Indigenous pre-schoolers living in the Macleay Valley on NSW’s north coast are getting help with their communication and pronunciation difficulties by speech pathology students from The University of Newcastle. The select students spend eight weeks living in the district and working with the children to help them get ready for the challenges of school.
Speech pathologist Gwendalyn Webb, a lecturer in the university’s school of health sciences, says the project began in 2021 following lengthy conversations with a local Indigenous outreach organisation and the Dunghutti Dalaigur pre- school community.
Limited access to allied health services is fairly common in rural communities, Webb says, and the need for speech pathology assistance in the Macleay Valley continues to be critical – exacerbated by children’s hearing problems.
“We work with children who have a variety of different communication difficulties,” she says. “Some children have
difficulty structuring their language, expressing themselves, and putting words together to make sentences. Some have difficulty understanding what’s being said to them. Some have a combination of all of these things.”
Two speech pathology students from the university travel to the Macleay Valley each semester to work with children at two local pre-schools.
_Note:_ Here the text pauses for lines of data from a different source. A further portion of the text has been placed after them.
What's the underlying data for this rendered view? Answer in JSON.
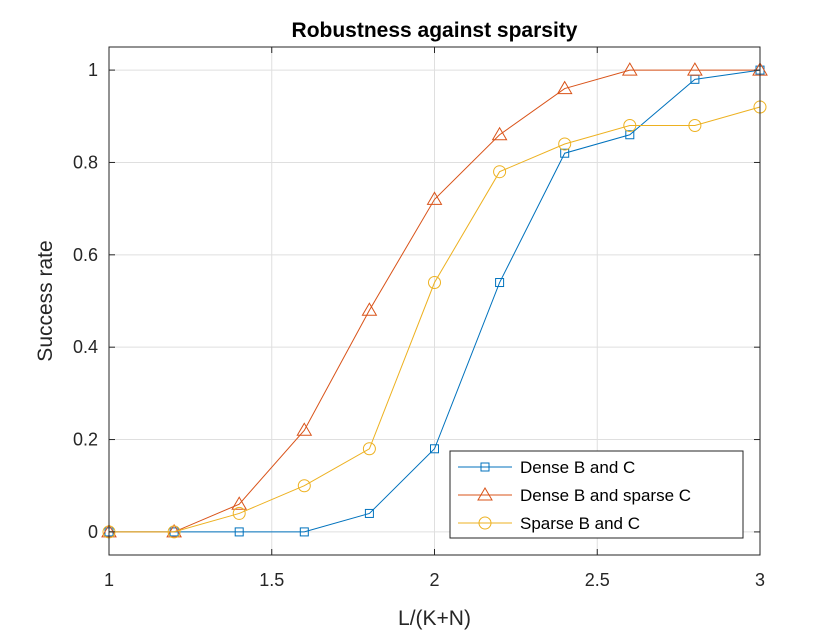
{
  "chart_data": {
    "type": "line",
    "title": "Robustness against sparsity",
    "xlabel": "L/(K+N)",
    "ylabel": "Success rate",
    "xlim": [
      1,
      3
    ],
    "ylim": [
      -0.05,
      1.05
    ],
    "xticks": [
      1,
      1.5,
      2,
      2.5,
      3
    ],
    "xtick_labels": [
      "1",
      "1.5",
      "2",
      "2.5",
      "3"
    ],
    "yticks": [
      0,
      0.2,
      0.4,
      0.6,
      0.8,
      1
    ],
    "ytick_labels": [
      "0",
      "0.2",
      "0.4",
      "0.6",
      "0.8",
      "1"
    ],
    "grid": true,
    "legend_position": "bottom-right",
    "x": [
      1,
      1.2,
      1.4,
      1.6,
      1.8,
      2,
      2.2,
      2.4,
      2.6,
      2.8,
      3
    ],
    "series": [
      {
        "name": "Dense B and C",
        "color": "#0072BD",
        "marker": "square",
        "values": [
          0,
          0,
          0,
          0,
          0.04,
          0.18,
          0.54,
          0.82,
          0.86,
          0.98,
          1
        ]
      },
      {
        "name": "Dense B and sparse C",
        "color": "#D95319",
        "marker": "triangle",
        "values": [
          0,
          0,
          0.06,
          0.22,
          0.48,
          0.72,
          0.86,
          0.96,
          1,
          1,
          1
        ]
      },
      {
        "name": "Sparse B and C",
        "color": "#EDB120",
        "marker": "circle",
        "values": [
          0,
          0,
          0.04,
          0.1,
          0.18,
          0.54,
          0.78,
          0.84,
          0.88,
          0.88,
          0.92
        ]
      }
    ]
  }
}
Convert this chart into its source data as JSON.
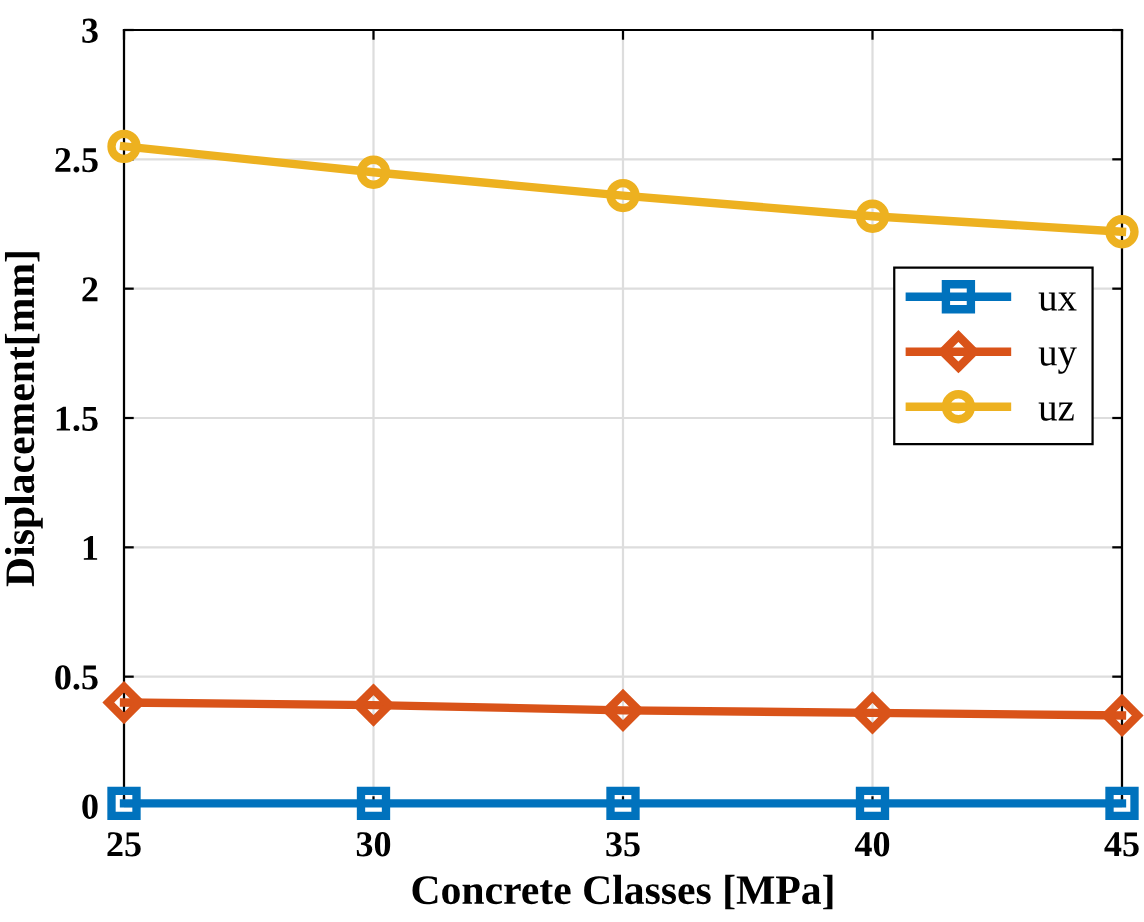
{
  "chart_data": {
    "type": "line",
    "xlabel": "Concrete Classes [MPa]",
    "ylabel": "Displacement[mm]",
    "x": [
      25,
      30,
      35,
      40,
      45
    ],
    "series": [
      {
        "name": "ux",
        "color": "#0072bd",
        "marker": "square",
        "values": [
          0.01,
          0.01,
          0.01,
          0.01,
          0.01
        ]
      },
      {
        "name": "uy",
        "color": "#d95319",
        "marker": "diamond",
        "values": [
          0.4,
          0.39,
          0.37,
          0.36,
          0.35
        ]
      },
      {
        "name": "uz",
        "color": "#edb120",
        "marker": "circle",
        "values": [
          2.55,
          2.45,
          2.36,
          2.28,
          2.22
        ]
      }
    ],
    "xlim": [
      25,
      45
    ],
    "xticks": [
      25,
      30,
      35,
      40,
      45
    ],
    "ylim": [
      0,
      3
    ],
    "yticks": [
      0,
      0.5,
      1,
      1.5,
      2,
      2.5,
      3
    ],
    "grid": true,
    "legend": "right",
    "line_style": "solid"
  }
}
The project is funded by a benefactor who wants to ensure Aboriginal and Torres Strait Islander children are equipped with literacy and numeracy skills when they get to school, Webb says.
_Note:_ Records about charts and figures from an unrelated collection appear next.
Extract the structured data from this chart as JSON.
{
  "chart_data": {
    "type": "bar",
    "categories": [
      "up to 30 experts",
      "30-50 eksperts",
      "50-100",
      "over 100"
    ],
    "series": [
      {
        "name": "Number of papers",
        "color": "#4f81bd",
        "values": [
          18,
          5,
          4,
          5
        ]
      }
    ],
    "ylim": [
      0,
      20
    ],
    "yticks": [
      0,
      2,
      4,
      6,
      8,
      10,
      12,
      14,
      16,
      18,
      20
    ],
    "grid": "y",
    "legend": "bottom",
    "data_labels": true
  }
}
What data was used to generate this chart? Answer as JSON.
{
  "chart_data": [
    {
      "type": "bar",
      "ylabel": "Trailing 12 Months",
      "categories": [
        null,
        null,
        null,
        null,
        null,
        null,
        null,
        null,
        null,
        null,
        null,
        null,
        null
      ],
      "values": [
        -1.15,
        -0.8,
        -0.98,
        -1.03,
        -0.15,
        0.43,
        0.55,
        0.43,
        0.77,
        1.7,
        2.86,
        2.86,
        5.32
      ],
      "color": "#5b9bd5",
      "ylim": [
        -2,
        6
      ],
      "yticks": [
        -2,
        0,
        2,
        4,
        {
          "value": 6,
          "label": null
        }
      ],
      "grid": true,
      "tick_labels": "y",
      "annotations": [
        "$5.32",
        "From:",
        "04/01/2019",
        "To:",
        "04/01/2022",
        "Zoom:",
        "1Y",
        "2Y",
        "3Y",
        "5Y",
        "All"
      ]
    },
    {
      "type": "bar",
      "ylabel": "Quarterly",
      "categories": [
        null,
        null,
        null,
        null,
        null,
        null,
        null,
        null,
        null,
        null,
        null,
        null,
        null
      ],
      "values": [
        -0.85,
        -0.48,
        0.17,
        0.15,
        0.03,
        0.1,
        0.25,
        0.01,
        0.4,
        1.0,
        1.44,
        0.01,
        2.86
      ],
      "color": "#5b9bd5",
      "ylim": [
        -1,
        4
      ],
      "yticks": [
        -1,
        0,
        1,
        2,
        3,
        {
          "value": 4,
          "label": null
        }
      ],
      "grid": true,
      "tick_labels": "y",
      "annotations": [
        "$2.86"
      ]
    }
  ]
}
The benefactor’s funds cover travel and accommodation costs for the students, costs that would otherwise be prohibitive for students who are mostly already paying rent in Newcastle, Webb says.
In the Macleay Valley, the Newcastle students target pre- literacy skills, working mostly with four-year-olds who will be in school the following year. The children learn how to listen, how to answer questions, how to make the correct speech sounds, how sentences are put together and how to make themselves understood.
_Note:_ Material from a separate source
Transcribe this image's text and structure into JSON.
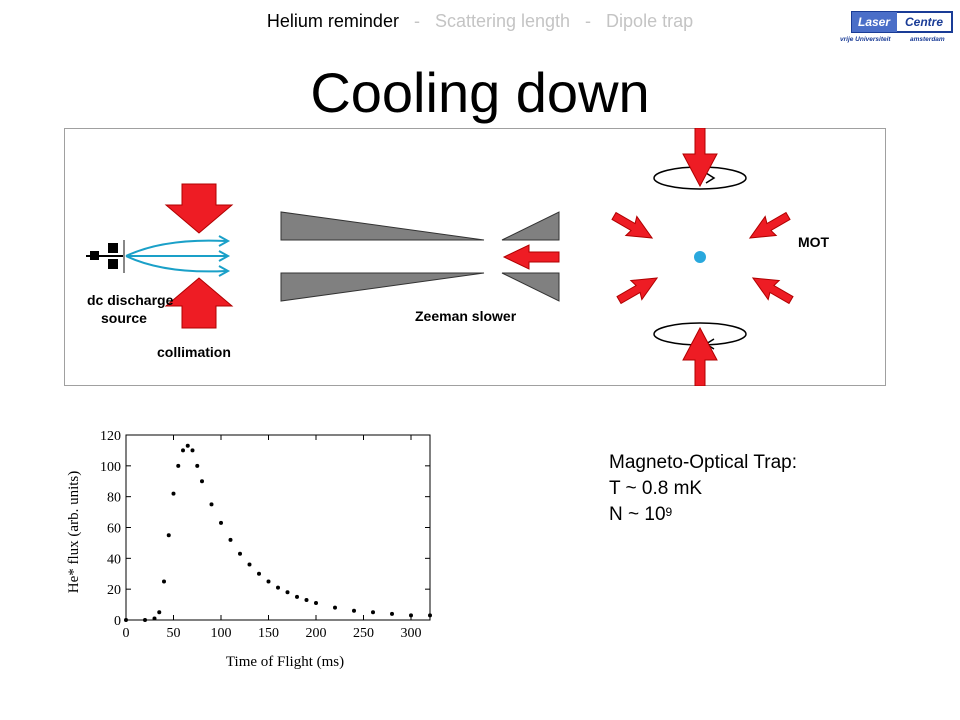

The students help the children via one-on-one assessments and assistance, Webb says. Sometimes more generalised communication enhancement strategies are used with small groups of infants.
“It’s a skill to encourage the children to sit, probably in a circle on the ground,” she says. “The students have to make the sessions exciting and interesting enough that the children want to be there and are keen to practise the activities.”
Importantly for the success of the project, the university students learn about Dunghutti culture and language, which helps them engage with the children and the community.
The placements are popular with Newcastle students, who are asked to firstly submit expressions of interest to explain why they want to work in an Aboriginal community-controlled context, Webb says.
These applications are then assessed both by the university and by the local Indigenous community.
The students are supervised by a practice educator, who stays with them in the Macleay Valley for the first few weeks, settling them in, Webb says, and then regularly travels to and fro from Newcastle, as well as providing regular online sessions. All the students on these placements are fourth-year honours students in their final year of study.
“These challenging eight-week placements really build their independence and help them to practice their skills,” Webb says. “They build awareness in the pre- schools about what an issue is, how to work with it, and advise on the strategies the pre-school teachers can embed into their everyday practice.”